# kto E2E Test Suite
End-to-end tests that validate kto's change detection accuracy using a local deterministic test server.
## Quick Start
```bash
# Run all tests
python3 tests/e2e/run_suite.py
# Run specific scenario
python3 tests/e2e/run_suite.py --scenario price
# Verbose output for failures
python3 tests/e2e/run_suite.py --verbose
# Keep server running (for debugging)
python3 tests/e2e/run_suite.py --keep-server
```
## What This Tests
Unlike smoke tests that only verify "watch created successfully", this suite validates:
1. **True Positives** - Real changes are detected (price drops, stock changes, new releases)
2. **True Negatives** - Non-changes don't trigger (static content, noise)

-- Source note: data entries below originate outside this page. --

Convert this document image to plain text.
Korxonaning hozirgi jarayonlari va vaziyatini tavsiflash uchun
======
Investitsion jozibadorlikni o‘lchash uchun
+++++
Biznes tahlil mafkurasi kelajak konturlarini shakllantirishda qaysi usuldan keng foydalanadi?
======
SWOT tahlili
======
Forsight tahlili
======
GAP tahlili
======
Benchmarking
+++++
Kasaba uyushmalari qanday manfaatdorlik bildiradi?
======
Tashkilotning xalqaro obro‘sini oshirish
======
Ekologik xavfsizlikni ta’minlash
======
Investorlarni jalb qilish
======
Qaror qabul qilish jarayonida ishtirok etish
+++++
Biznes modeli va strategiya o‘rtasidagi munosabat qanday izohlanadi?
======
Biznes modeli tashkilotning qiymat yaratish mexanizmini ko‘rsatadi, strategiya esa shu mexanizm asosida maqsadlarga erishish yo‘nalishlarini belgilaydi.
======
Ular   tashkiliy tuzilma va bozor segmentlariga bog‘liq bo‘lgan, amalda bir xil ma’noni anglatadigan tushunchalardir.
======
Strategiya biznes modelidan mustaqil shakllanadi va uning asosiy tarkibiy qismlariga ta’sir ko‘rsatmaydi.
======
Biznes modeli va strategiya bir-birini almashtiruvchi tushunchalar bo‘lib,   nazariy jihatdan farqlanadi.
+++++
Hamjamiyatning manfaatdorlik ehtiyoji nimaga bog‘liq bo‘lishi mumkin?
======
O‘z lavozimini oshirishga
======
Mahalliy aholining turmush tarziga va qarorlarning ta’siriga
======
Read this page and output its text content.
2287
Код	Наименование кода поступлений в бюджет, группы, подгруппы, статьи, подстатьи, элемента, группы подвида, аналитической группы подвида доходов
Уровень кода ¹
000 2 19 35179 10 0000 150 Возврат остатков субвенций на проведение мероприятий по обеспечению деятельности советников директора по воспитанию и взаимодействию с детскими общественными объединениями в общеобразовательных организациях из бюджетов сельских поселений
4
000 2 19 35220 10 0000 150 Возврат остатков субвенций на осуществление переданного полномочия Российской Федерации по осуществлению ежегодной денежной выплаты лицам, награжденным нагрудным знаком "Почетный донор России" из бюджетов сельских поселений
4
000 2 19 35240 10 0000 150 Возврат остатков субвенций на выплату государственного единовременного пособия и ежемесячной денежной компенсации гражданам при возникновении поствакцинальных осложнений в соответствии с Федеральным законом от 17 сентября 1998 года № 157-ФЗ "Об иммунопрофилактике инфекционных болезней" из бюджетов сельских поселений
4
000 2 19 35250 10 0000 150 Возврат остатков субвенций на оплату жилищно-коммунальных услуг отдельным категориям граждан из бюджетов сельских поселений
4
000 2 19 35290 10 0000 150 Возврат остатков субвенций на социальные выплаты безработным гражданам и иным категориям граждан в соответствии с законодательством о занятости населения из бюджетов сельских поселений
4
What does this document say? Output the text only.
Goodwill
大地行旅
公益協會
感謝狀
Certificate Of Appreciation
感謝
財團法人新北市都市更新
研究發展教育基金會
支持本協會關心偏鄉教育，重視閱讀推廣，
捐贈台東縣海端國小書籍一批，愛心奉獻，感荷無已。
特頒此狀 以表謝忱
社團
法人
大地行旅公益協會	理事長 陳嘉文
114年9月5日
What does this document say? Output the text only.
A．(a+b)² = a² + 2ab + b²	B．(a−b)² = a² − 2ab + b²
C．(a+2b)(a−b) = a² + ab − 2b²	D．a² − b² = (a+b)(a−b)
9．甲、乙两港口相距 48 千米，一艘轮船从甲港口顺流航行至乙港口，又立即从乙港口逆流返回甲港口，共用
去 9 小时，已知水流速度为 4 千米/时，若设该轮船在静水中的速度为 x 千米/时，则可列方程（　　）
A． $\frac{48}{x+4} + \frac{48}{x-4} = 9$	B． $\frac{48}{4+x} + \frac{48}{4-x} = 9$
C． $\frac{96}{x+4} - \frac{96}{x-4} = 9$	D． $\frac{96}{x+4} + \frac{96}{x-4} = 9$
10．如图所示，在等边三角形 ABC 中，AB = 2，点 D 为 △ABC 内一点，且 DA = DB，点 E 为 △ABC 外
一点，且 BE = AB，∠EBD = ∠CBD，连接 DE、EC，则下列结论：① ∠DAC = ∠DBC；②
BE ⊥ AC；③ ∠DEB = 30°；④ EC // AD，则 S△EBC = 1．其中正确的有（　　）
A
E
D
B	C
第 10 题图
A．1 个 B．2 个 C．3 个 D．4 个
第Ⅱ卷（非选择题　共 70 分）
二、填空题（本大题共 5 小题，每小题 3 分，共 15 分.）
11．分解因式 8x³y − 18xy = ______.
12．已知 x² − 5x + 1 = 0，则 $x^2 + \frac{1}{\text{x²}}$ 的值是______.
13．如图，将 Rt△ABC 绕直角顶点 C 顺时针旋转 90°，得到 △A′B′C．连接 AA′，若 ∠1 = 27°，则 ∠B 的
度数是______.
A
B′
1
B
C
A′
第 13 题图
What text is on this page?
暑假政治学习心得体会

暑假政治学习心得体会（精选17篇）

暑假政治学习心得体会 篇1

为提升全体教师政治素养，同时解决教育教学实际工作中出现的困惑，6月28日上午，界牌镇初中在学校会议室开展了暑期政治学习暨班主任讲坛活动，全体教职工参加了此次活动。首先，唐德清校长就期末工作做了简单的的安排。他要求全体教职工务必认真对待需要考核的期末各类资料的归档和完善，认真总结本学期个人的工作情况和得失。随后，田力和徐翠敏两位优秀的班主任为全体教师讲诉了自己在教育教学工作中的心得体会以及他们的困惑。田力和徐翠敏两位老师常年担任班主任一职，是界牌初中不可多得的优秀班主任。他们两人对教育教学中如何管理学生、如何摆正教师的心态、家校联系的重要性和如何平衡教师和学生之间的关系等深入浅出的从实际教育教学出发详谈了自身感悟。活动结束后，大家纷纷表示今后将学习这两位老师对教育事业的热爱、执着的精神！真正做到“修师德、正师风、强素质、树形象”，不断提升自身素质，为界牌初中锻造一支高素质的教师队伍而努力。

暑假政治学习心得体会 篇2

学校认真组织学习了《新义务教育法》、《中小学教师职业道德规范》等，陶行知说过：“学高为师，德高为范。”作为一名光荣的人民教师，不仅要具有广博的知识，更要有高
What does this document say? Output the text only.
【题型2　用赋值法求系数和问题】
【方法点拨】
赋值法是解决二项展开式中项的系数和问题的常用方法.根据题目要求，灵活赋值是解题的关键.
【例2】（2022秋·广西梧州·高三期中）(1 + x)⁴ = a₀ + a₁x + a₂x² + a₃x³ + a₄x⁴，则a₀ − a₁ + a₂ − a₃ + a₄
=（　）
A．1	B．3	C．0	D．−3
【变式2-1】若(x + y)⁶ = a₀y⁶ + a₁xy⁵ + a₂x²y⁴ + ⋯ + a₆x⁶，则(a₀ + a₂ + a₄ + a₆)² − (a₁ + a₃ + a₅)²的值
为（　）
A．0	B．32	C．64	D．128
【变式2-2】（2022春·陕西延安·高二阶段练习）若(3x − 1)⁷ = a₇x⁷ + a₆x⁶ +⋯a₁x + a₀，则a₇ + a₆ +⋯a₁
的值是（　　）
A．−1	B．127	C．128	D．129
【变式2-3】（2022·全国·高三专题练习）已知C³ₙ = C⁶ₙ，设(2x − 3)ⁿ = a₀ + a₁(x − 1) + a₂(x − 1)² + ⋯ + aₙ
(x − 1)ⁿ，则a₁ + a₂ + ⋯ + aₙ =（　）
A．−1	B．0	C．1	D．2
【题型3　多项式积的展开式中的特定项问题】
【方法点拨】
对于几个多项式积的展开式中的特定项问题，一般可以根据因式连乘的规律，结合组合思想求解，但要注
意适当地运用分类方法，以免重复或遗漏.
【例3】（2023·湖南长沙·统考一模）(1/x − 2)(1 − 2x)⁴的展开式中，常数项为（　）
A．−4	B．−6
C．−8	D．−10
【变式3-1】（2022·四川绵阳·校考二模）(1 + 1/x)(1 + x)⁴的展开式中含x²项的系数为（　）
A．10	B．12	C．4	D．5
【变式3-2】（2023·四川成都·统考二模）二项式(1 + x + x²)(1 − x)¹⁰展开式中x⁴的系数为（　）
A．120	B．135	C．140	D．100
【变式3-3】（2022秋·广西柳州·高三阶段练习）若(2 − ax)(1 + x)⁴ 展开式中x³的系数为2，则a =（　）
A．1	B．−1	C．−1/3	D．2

3. **Error Handling** - Graceful behavior on 403, 500, timeouts
4. **Idempotence** - Repeated runs don't cause false positives
5. **State Management** - Changes alert once, not repeatedly
## Architecture
```
┌─────────────────────────────────────────────────────────────┐
│ Test Server (localhost:8787) │
│ ├── /product-clean → Price + stock (minimal) │
│ ├── /product → With noise (timestamps, tracking) │
│ ├── /releases → Version list │
│ ├── /news → Article list │
│ ├── /status → Service status │
│ ├── /static → Never changes (false positive test) │
│ └── /api/state → Mutation API │
├─────────────────────────────────────────────────────────────┤
│ Test Flow: │
│ 1. Reset server state │
│ 2. Create watch with `kto new` │
│ 3. Take baseline with `kto run` │
│ 4. Mutate content via API │
│ 5. Check with `kto test` │
│ 6. Assert: change detected correctly │
└─────────────────────────────────────────────────────────────┘
```
## Metrics
| Precision | TP / (TP + FP) | ≥95% |
| Recall | TP / (TP + FN) | ≥90% |
| Noise Rate | FP / Unchanged checks | <5% |
## Test Scenarios (22 total)
### True Positives (should detect)
- `test_01` - Price drop ($99 → $79)
- `test_02` - Price increase
- `test_03` - Stock: SOLD OUT → Add to Cart
- `test_04` - Stock: Add to Cart → SOLD OUT
- `test_05` - New release added
- `test_06` - Status degraded
- `test_07` - New article
- `test_08` - Item removed from list
- `test_09` - Middle item edited
- `test_10` - Status outage
### True Negatives (should NOT detect)
- `test_11` - Static page unchanged
- `test_12` - Price unchanged
- `test_13` - Stock unchanged
- `test_14` - Ad rotation only (noise)
### Error Handling
- `test_18` - HTTP 403
- `test_19` - HTTP 500
- `test_20` - Timeout
- `test_21` - Empty response
- `test_22` - Malformed HTML
### Idempotence & State
- `test_23` - 10 runs on static = 0 false positives
- `test_24` - Alert fires once, not repeatedly
- `test_25` - Large content (167KB)
## Files
```
tests/e2e/
├── README.md # This file
├── run_suite.py # Test runner (no dependencies)
├── run.sh # Convenience script
└── harness/
└── server.py # Test server (stdlib only)
```
## Requirements
- Python 3.8+
- No external dependencies (uses stdlib only)
- kto must be buildable (`cargo build`)
## Output
```
============================================================
kto E2E Test Suite
============================================================
Running test_01_price_drop... PASS
Running test_02_price_increase... PASS
...
============================================================
METRICS
============================================================
Precision: 100.0% (target: >=95%)
Recall: 72.7% (target: >=90%)
Noise Rate: 0.0% (target: <5%)
```
Reports saved to `e2e_report.json`.
## When to Run
- **Before releases** - Must pass
- **After changing extraction/detection logic** - Catches regressions
- **In CI** - Add to GitHub Actions
## vs. Other Testing
| `cargo test` | Unit tests | No |
| E2E Suite | Change detection accuracy | **Yes** |
| Orchestration | Live site exploration | No |
The orchestration cycles test "can we create watches on real sites?" which is useful for discovering edge cases but NOT a quality gate. This E2E suite is the quality gate.